BY CATHERINE TSAI
The Cincinnati Enquirer
COVINGTON -- On a rare night when Tammy Wagner's family was all in one place, her nightmare began.
Sunday, she went to her sister's apartment in Covington to pick up her brother's and sister's children for vacation Bible school. Minutes later, a man waving two guns pushed his way in, tied up five adults and left the sixth -- her sister's husband, Paul Smith -- untied with a gun to his head, Mrs. Wagner said.
The siblings' six children, ages 5 to 13, were not tied, but the man put a gun to the head of Mrs. Wagner's 13-year-old son.
"He threatened to kill someone if anyone moved or did something wrong," Mrs. Wagner said. "He had a gun pointed at someone at all times."
Even after a man was arrested Sunday in connection with that robbery and three other similar weekend break-ins, Mrs. Wagner still hears her 13-year-old cry in the night.

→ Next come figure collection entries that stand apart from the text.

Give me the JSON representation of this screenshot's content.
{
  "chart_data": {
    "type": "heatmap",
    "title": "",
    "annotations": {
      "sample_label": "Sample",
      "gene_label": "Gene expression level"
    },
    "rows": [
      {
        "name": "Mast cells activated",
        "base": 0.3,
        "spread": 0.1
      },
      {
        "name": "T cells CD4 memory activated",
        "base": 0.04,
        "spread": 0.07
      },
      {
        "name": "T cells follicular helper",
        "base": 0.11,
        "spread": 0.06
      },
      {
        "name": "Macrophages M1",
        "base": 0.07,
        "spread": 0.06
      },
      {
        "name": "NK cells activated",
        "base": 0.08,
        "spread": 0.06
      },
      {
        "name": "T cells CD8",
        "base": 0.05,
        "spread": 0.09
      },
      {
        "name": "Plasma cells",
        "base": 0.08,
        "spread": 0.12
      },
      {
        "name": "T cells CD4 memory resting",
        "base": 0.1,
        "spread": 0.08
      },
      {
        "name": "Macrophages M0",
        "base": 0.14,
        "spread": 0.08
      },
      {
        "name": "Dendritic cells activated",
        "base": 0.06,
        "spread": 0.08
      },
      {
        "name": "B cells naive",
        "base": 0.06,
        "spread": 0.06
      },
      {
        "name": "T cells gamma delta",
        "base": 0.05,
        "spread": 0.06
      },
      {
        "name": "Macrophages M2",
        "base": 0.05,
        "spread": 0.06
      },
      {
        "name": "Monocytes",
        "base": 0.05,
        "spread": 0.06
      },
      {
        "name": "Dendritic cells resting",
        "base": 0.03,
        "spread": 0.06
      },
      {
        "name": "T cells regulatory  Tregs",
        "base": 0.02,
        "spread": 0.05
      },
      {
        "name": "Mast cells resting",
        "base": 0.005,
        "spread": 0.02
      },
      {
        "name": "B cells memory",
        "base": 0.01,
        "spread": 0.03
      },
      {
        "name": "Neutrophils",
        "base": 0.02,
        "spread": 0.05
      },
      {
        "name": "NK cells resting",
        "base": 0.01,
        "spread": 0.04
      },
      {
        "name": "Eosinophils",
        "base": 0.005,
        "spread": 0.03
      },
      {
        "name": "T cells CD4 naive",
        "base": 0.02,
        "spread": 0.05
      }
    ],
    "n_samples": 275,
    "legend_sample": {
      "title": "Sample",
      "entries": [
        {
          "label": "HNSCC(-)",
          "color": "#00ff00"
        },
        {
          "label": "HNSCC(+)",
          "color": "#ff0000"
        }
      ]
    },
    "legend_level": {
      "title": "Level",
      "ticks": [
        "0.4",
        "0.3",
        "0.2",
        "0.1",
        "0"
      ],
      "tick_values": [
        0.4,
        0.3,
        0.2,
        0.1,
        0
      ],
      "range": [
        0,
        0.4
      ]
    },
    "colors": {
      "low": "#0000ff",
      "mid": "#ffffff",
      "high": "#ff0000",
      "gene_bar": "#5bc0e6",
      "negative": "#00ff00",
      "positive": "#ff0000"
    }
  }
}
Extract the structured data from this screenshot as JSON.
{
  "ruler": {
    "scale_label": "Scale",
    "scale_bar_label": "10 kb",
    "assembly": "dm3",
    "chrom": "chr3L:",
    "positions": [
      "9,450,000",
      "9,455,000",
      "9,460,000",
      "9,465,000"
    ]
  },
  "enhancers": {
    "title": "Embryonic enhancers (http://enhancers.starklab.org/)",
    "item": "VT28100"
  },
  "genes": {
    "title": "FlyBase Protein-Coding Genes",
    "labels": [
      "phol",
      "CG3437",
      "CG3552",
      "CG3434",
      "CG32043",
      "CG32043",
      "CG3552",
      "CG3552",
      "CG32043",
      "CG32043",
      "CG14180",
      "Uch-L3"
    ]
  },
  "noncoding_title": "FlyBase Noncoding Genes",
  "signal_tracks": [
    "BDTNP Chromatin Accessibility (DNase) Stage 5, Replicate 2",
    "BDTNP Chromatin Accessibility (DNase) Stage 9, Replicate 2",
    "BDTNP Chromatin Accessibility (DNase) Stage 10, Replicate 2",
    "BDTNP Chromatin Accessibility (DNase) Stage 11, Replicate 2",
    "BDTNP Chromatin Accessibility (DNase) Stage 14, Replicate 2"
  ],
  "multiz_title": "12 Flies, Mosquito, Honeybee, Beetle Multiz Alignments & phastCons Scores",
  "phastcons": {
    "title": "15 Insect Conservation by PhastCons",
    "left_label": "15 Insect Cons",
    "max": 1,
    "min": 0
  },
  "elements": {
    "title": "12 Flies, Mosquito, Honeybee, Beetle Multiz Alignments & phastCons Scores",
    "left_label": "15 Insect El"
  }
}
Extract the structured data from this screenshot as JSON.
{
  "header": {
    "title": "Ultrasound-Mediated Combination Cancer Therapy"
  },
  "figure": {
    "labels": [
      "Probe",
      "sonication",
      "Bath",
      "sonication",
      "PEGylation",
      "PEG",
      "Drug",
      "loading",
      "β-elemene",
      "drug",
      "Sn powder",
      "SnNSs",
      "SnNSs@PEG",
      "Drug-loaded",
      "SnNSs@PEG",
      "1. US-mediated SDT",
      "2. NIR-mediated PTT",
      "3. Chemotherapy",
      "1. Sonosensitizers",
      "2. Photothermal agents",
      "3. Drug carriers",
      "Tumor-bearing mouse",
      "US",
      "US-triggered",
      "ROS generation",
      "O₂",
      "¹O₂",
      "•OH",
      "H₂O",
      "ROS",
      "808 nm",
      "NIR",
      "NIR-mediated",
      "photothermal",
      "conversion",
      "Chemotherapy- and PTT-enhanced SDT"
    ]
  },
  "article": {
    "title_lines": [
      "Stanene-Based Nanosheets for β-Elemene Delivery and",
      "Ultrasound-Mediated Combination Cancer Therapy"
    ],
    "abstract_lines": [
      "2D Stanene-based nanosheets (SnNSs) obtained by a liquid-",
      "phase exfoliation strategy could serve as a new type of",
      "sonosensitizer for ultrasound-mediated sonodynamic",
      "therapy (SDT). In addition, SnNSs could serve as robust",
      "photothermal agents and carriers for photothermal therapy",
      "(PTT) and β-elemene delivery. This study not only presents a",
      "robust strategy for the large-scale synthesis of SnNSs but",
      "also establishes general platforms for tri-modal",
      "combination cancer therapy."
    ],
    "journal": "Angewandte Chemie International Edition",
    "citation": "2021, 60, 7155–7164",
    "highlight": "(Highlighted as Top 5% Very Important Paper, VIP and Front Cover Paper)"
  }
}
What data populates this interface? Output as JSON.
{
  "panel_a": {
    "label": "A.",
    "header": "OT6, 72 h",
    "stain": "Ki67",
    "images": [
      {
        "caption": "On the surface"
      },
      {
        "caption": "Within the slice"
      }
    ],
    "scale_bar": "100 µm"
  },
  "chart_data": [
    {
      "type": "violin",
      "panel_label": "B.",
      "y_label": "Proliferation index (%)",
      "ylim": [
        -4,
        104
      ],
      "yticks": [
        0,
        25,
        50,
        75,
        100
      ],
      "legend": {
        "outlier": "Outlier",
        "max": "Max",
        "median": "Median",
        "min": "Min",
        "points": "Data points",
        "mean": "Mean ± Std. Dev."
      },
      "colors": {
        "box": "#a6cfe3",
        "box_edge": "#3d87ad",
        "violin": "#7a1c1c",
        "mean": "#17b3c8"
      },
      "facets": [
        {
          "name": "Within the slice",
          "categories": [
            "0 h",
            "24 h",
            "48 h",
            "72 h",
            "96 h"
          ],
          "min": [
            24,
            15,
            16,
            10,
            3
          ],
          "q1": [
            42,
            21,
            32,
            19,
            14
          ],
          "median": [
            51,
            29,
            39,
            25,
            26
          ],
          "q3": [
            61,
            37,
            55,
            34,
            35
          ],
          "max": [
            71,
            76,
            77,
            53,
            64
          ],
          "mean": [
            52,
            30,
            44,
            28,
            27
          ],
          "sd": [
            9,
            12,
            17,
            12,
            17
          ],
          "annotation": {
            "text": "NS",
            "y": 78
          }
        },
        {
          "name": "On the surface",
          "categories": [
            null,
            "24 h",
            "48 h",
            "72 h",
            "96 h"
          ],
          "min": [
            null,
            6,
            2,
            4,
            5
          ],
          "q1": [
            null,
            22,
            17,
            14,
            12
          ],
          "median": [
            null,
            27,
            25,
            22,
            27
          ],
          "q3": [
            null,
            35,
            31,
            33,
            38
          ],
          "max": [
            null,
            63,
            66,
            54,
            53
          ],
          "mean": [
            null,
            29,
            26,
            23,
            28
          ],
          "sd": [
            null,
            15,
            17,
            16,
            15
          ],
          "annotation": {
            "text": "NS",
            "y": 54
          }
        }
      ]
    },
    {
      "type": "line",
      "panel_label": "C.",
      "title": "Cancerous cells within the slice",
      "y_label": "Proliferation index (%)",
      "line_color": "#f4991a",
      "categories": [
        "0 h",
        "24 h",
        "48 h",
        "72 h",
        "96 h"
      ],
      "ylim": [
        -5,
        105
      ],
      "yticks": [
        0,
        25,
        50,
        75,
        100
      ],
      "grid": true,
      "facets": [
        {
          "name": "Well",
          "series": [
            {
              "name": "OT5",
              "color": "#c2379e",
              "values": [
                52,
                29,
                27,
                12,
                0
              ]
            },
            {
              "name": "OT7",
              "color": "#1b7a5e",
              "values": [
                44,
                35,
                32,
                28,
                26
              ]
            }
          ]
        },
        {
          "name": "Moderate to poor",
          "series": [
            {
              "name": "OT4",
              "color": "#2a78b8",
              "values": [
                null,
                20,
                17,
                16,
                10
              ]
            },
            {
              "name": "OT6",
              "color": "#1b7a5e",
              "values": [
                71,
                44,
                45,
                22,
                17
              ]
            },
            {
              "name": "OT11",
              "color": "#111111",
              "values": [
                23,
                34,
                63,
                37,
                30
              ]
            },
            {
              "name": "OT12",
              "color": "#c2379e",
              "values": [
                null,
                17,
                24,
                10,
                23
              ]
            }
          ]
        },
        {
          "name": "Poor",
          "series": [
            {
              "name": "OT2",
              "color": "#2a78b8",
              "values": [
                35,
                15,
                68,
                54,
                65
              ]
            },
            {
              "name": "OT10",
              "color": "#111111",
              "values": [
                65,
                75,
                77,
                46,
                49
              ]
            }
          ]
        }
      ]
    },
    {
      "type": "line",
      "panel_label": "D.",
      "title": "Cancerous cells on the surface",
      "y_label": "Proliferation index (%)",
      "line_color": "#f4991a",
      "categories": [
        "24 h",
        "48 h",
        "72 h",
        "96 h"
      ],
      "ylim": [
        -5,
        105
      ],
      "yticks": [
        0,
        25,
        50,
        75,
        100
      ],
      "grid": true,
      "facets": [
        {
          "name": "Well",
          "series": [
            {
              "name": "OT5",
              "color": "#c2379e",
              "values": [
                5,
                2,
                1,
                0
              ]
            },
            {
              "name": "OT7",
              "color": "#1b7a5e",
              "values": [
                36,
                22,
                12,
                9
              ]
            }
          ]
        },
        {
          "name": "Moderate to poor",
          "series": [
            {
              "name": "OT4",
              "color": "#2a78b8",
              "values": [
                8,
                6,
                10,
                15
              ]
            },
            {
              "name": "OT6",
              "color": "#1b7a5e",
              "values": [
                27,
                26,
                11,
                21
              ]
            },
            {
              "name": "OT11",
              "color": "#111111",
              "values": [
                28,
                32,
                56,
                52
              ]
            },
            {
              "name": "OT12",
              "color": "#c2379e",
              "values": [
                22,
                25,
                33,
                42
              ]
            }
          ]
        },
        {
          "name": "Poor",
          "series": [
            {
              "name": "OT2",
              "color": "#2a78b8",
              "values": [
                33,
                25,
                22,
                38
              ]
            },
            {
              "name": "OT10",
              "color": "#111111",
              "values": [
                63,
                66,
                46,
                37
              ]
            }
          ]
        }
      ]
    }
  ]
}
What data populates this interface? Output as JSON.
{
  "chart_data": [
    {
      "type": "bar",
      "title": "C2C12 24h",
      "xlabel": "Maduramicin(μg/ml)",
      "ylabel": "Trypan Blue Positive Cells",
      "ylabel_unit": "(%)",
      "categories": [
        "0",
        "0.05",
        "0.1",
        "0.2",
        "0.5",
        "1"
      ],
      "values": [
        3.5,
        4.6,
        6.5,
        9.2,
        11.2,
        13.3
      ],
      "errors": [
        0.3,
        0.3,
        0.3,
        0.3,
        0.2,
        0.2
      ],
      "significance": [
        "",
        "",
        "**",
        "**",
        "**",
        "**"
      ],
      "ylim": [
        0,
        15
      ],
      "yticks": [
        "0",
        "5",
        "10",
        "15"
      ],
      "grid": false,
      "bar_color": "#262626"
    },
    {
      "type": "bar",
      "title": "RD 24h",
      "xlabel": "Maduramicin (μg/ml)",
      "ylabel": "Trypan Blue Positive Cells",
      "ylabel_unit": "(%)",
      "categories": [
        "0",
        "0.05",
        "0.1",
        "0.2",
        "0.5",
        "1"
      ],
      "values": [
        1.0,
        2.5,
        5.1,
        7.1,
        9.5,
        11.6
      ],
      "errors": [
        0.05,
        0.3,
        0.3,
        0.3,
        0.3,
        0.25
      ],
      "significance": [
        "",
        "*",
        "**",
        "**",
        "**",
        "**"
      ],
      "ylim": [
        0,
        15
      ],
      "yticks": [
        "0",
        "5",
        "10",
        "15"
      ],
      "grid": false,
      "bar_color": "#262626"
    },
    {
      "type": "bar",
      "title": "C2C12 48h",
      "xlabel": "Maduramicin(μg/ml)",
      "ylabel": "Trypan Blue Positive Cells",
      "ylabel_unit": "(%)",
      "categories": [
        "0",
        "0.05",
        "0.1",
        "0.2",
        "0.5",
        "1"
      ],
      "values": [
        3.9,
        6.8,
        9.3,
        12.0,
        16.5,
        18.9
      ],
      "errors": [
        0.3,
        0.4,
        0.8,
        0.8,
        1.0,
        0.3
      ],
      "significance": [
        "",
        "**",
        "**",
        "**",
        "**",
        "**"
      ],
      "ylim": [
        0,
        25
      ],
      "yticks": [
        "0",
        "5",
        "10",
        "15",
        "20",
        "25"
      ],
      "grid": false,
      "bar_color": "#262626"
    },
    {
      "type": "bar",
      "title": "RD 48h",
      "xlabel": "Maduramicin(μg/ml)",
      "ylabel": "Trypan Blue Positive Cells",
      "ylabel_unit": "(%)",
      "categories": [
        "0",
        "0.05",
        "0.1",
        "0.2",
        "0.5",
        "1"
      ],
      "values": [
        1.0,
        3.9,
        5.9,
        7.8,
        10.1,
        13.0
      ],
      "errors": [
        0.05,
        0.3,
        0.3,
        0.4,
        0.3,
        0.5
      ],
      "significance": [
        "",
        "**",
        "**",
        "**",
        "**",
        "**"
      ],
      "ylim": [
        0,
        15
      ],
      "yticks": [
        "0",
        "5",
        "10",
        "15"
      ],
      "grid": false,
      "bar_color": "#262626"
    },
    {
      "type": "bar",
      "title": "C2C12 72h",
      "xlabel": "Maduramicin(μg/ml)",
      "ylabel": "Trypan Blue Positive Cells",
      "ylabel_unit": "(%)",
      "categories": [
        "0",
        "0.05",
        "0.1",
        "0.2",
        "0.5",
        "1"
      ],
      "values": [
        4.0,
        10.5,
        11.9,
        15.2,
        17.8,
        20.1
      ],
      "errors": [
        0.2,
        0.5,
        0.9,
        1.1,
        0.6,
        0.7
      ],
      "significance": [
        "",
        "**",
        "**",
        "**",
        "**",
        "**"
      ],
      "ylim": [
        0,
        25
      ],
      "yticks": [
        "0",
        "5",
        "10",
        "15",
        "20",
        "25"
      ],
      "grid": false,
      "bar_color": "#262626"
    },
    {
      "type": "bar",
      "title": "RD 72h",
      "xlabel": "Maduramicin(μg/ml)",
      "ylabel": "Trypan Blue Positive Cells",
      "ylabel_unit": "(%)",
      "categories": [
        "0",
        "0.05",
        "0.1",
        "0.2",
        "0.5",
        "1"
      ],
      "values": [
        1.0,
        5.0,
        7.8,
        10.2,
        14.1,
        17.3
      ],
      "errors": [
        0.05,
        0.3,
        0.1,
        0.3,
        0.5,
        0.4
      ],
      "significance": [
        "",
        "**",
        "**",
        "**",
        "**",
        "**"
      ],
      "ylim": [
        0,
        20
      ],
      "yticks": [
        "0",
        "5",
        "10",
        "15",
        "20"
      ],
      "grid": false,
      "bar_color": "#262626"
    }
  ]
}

"It's just begun when it's over," she said.
The robbery of Mrs. Wagner's extended family was the last of four similar crimes that happened before police arrested a suspect, Samuel Carter, 18, in Cincinnati on Sunday.
The events described by Mrs. Wagner mimic a break-in early Sunday in which the suspect ordered a victim to tie everyone else while he rounded up valuables.
Mrs. Wagner said that minutes after she, her two children and husband arrived at her sister's third-floor apartment at 1551 Maryland, her sister-in-law, Melissa Reynolds, answered a knock at the door.
All the spouses and children of Mrs. Wagner's brother and sister were in the apartment.
The man pushed Mrs. Reynolds aside, told everyone to get on the floor and told Mr. Smith at gunpoint to tie the adults with surgical tape.
The suspect also turned his gun on Mrs. Wagner's son, telling him to grab a telephone cord so he could tie his parents, Mrs. Wagner said.
The suspect told his victims he wanted to buy "powder," which the family said they didn't realize meant cocaine.
Mrs. Reynolds said the suspect was calm and collected at first but got angry when no one gave him more than $15. He took Mr. Wagner's wallet and said he'd hit the Wagners' house next.
Before it ended, the suspect took Mr. Smith to a back room with both guns pressed to Mr. Smith's back and head, asking for more money.
Mr. Smith said the suspect also took him to the second floor to ask for money, but no one there heard Mr. Smith's intentionally light knock.
The suspect wanted Mr. Smith to drive Mr. Wagner's car away with him, but Mr. Smith said he pointed to a man up the road, saying he was a retired cop from whom the suspect needed to escape.
After the suspect left, Mr. Smith said, his family called police. The adults had already started removed the surgical tape.
"I was shaken up pretty bad," Mr. Smith said. "The tears wanted to come, but they wouldn't. I was so angry. There's still a lot of hostility, and it'll always remain there."
The family says the robbery left behind fear, children's nightmares and the Smiths' unwillingness to return to Covington.
"It's not fair to have to live life terrified," Mrs. Wagner said.